CHARLESTON, W.Va. – The company at the centre of the West Virginia water crisis immediately knew a second chemical leaked from its plant into the Elk River, and told its workers in an email, according to a state environmental official.
However, Freedom Industries did not let state government officials know about the second chemical right away. And state environmental department official Mike Dorsey said Thursday that most company employees did not skim far enough into the email to see that information.
It’s unclear who sent the email or how many of the company’s 51 employees it reached. Dorsey made the remarks on MetroNews radio, explaining the 12-day delay in the second chemical’s disclosure. He could not be reached for comment Friday.
“The explanation I was given was that they had the information on the very first day,” said Dorsey, chief of the state environmental agency’s homeland security and emergency response division. “It was in an email that was being shared among company employees, but no one read far enough down the page to see that.”
Freedom Industries President Gary Southern showed Dorsey the email Wednesday.
“(Southern) remarked that it should’ve been brought to his attention but wasn’t,” Dorsey wrote in an email Friday.
A chemical used to clean coal spilled from the tank into the river Jan. 9. About 300,000 people couldn’t drink or bathe in the water for almost a week. Southern told environmental officials this week that a second, less toxic chemical also was mixed in the tank.
A call to Freedom Industries was not immediately returned Friday.
Those are the only chemicals that spilled, the company wrote to state regulators Thursday. The state tested for the second chemical, stripped PPH, at the water plant and scoured older tests for the substance, but found no traces. Testing will continue.
A top investigator with the Chemical Safety Board also weighed in on the spill in front of a state legislative water policy committee Friday. The federal board is one of many government entities investigating the Charleston spill.
Investigator Johnnie A. Banks said it will likely take a year until the board produces a report with findings. The panel can, however, set up public meetings to share periodic updates. The meetings would take place in Charleston, he said.
When state environmental inspectors showed up at Freedom Industries Jan. 9, they described a chemical, crude MCHM, oozing from the pierced tank through a cracked containment wall into the river.
But Banks didn’t depict any fatal flaws when his team arrived Jan. 13. He also said a hard freeze might have helped create the 1-inch hole in the tank that leaked, which Freedom Industries has theorized.

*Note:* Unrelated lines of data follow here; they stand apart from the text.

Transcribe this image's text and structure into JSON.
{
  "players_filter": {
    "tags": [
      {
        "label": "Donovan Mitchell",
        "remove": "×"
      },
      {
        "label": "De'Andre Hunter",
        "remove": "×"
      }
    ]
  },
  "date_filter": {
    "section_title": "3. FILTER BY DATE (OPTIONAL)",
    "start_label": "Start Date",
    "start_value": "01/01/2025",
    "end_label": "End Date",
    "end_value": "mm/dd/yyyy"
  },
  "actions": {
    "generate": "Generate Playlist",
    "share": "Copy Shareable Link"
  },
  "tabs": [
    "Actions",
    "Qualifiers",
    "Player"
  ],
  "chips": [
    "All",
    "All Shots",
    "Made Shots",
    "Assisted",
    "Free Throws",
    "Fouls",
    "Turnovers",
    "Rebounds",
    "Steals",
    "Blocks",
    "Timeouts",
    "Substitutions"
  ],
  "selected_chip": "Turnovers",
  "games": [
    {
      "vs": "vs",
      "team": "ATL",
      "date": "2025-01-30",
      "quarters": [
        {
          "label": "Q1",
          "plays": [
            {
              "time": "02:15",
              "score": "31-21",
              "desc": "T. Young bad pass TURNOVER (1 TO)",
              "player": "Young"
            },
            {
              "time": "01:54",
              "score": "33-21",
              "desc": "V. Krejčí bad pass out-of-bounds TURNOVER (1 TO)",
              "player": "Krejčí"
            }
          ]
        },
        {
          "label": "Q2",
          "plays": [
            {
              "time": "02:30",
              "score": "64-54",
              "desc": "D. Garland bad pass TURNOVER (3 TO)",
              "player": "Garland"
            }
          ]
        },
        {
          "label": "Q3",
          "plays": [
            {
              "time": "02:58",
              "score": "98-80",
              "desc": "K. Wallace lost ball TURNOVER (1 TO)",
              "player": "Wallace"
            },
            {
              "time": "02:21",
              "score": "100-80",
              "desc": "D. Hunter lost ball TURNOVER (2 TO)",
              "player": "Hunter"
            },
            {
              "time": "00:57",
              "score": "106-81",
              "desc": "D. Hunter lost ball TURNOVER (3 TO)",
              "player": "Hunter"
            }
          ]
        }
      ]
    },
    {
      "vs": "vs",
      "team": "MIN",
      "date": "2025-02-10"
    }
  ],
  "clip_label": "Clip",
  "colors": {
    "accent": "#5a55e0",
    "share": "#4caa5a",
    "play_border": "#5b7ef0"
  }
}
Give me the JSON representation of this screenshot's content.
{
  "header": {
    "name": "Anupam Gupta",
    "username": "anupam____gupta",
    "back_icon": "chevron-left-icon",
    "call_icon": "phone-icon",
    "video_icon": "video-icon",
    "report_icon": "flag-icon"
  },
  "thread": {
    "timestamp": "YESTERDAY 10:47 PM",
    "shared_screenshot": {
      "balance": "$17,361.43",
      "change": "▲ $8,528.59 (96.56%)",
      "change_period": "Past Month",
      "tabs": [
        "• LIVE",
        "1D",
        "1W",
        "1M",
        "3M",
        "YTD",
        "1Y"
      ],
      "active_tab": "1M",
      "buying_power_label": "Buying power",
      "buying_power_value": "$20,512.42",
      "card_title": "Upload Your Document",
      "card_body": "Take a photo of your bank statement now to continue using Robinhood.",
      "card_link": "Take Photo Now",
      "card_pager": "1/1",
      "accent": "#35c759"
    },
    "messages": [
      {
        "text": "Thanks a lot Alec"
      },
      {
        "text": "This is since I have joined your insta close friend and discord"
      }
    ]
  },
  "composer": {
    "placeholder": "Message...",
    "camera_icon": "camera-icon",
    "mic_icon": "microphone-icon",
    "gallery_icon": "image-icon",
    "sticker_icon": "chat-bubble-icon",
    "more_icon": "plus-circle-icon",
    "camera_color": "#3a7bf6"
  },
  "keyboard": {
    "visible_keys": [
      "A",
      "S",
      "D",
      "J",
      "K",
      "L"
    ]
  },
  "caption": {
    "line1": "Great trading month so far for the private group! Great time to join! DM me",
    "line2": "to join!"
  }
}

“There was nothing that jumped out at you that said this containment was inadequate or that the tank is going to fail,” Banks told reporters.
On Tuesday, Freedom Industries reached a bankruptcy court deal for up to $4 million in credit from a lender to help continue operations, an attorney said.
The bankruptcy filing freezes dozens of lawsuits against Freedom Industries. Many are by local businesses owners who say they lost money during a water-use ban that lasted several days.
Under state orders, the company still needs to relocate almost 1 million gallons of other chemicals at its Charleston plant.